И Аввакуму бы язык отсек Пилат сей в Пустозерске, да государь вступился, запретил казнить.
А лучше бы казнил!..
– Евангелист Матфей, его рука…
– Ну, полно, не юродствуй. – Елагин мягок был и потому опасен. – Не узнаю тебя. Ты прежде обличал, анафемой грозился и называл меня – Пилат, а ныне молишься за нас и говоришь смиренно… Что ты замыслил? Утек из Пустозерья, в Москву сходил и в тот же час назад. Ни мятежа не сотворил, не побуянил, ни грамоток, ни челобитных… Коль не считать сей свиток. Здесь скажешь, что тайно писано сиим письмом, или свести в подворье и поднять на дыбу?
– Здесь скажу… О Боге нашем писано, суть, о Христе и муках его смертных.
Пилат не верил, ибо невеждой был и вряд ли ведал о сути книг Приданого Софии.

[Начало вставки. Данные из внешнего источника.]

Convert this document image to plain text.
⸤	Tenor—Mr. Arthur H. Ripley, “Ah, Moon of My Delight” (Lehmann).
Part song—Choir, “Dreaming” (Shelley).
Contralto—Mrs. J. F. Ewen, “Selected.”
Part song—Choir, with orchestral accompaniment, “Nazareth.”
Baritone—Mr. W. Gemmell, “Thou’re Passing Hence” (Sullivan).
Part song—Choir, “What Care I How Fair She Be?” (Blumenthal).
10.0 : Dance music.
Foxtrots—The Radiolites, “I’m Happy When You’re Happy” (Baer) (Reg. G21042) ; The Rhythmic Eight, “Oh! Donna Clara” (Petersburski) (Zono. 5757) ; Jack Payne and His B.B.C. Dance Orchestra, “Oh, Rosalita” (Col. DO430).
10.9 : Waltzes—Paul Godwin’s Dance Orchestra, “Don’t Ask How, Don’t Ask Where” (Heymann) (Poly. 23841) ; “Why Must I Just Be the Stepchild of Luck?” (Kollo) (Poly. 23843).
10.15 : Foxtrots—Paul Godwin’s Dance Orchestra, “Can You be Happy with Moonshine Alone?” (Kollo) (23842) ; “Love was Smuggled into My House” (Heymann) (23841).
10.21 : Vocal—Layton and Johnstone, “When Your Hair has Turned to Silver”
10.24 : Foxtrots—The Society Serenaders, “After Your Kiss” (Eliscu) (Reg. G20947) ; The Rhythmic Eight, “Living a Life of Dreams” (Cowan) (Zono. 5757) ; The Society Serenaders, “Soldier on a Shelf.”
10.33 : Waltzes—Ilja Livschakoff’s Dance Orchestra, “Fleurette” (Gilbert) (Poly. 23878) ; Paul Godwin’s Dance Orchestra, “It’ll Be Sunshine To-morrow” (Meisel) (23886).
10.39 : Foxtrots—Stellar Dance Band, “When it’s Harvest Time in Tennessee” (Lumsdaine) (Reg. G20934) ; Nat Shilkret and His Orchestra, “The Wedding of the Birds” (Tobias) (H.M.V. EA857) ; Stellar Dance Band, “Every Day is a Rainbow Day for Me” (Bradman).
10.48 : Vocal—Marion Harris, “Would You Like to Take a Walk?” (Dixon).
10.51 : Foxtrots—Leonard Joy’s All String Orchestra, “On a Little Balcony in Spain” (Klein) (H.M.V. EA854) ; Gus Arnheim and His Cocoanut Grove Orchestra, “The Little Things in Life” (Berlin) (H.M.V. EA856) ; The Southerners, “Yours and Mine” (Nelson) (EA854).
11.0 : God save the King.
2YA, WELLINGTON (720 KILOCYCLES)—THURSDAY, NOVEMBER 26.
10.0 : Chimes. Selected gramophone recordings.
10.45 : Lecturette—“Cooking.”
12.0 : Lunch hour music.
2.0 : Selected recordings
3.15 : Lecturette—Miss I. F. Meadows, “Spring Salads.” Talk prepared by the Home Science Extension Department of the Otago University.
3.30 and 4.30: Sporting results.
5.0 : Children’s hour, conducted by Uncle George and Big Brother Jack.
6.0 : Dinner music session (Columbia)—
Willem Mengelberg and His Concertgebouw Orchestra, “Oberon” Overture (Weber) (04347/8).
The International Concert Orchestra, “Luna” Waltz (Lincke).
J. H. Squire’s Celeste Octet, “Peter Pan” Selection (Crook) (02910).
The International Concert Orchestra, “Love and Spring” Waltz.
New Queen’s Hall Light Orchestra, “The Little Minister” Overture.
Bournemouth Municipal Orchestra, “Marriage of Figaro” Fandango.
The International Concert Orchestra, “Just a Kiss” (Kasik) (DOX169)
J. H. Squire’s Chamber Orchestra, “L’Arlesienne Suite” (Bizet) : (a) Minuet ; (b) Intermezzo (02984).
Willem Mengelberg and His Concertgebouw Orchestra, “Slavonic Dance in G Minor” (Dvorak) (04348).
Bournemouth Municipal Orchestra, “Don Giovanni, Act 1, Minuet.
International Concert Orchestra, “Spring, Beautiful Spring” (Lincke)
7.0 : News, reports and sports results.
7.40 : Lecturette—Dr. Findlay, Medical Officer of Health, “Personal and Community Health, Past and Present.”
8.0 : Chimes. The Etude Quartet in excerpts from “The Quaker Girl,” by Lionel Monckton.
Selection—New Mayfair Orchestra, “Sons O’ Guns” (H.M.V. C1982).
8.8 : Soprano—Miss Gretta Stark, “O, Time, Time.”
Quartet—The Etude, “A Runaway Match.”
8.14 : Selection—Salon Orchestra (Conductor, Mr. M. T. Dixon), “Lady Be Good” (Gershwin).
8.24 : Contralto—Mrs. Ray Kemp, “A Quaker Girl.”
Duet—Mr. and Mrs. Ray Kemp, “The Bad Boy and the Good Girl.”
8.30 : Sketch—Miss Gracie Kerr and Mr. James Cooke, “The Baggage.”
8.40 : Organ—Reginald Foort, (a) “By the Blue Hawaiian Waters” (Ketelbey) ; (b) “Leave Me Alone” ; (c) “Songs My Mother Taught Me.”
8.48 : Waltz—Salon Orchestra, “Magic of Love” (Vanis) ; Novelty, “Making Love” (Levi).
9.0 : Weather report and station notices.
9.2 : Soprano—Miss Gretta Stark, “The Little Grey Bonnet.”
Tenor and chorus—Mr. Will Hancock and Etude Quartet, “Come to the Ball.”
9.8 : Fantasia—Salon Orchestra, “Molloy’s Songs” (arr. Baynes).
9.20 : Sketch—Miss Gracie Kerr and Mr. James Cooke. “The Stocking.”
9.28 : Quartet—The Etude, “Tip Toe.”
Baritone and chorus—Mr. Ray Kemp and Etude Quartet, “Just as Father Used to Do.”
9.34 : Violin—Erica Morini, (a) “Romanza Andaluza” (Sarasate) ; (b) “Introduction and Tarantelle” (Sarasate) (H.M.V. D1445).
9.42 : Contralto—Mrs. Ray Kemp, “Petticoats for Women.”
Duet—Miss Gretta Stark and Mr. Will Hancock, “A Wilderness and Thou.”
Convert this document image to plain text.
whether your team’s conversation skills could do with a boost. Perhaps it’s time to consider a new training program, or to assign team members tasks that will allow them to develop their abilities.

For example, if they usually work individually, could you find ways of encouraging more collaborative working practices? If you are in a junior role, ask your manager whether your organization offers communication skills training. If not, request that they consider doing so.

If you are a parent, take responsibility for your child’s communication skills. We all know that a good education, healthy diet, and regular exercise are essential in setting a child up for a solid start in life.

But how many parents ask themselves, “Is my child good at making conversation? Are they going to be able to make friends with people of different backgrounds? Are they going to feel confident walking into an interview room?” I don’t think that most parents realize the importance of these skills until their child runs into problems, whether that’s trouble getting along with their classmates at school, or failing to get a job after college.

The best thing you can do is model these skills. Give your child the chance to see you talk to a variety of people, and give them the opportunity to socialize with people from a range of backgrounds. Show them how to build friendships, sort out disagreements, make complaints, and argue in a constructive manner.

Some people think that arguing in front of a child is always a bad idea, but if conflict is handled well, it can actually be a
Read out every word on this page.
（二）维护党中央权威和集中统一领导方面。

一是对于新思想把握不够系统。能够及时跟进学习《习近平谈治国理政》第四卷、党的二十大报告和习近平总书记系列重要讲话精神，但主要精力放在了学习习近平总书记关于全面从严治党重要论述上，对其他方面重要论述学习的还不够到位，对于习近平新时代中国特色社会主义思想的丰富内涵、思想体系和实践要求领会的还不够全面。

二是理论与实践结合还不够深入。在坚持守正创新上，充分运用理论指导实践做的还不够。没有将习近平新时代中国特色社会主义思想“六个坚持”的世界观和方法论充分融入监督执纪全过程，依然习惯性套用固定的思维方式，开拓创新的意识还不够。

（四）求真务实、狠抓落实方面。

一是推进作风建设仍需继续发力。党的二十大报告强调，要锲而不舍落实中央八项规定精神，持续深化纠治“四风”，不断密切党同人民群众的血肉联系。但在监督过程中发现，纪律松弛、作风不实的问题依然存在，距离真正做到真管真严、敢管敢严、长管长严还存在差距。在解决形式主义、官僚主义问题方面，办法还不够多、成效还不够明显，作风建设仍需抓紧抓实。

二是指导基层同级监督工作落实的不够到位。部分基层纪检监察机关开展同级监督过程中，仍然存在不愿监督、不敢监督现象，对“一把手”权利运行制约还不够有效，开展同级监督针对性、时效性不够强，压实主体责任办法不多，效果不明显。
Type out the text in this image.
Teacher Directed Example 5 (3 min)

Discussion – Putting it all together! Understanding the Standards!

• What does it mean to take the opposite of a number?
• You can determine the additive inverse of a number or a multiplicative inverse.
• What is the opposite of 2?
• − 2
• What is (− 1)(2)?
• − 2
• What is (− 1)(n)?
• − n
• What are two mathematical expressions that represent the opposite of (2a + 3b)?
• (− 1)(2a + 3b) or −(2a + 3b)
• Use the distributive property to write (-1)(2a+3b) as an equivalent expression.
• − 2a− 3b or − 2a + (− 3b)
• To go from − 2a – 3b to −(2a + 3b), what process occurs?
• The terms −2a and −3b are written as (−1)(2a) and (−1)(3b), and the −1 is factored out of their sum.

– Добро, послушаю в подворье. Что скажешь там?
Стрельцы железа наложили и, взявши на веревки меж двух коней, поволокли на патриарший двор…
Весь путь к Москве из Пустозерска он шел, не прячась, и лишь дивился, что до сих пор не схвачен. И оставалось уж рукой подать, когда однажды перед утром услышал впереди неясный шум, как будто на току стучат цепами, и лишь потом крик сдавленный и детский плач.
– Не бейте тятю!..
Ему бы в сторону да по кривой дорожке, но Аввакум от роду не вилял, когда случалась драка иль какая распря. Напротив, подоткнув подол за пояс, поддернув рукава, кидался в гущу. И что там сан духовный и долг отеческий? Сие потом, при шапочном разборе: кого утешить или пожурить, кому кнутом воздать, чтобы в кулачной схватке не вынимал ножа, побитому так раны подлечить…
И в сей же час он не ушел с дороги, прибавил шагу и вскорости позрел не драку, а разбой. Три лиходея повозку брали. Должно быть, сельский шорник к утру на ярмарку стремился, вез свой товар нехитрый, и тут его подстерегли. Один коня уж выпряг, чтоб увести, другой в телеге рылся, а третий, шорника распнув между колес вожжами, клешнями бил и что-то требовал:
– Отдай! Иль голову снесу! Что было на гайтане?
А чуть поодаль – отрок, верно, сын. Валялся на земле и плакал:
– Возьмите все – не убивайте тятю! Ужели нет креста!..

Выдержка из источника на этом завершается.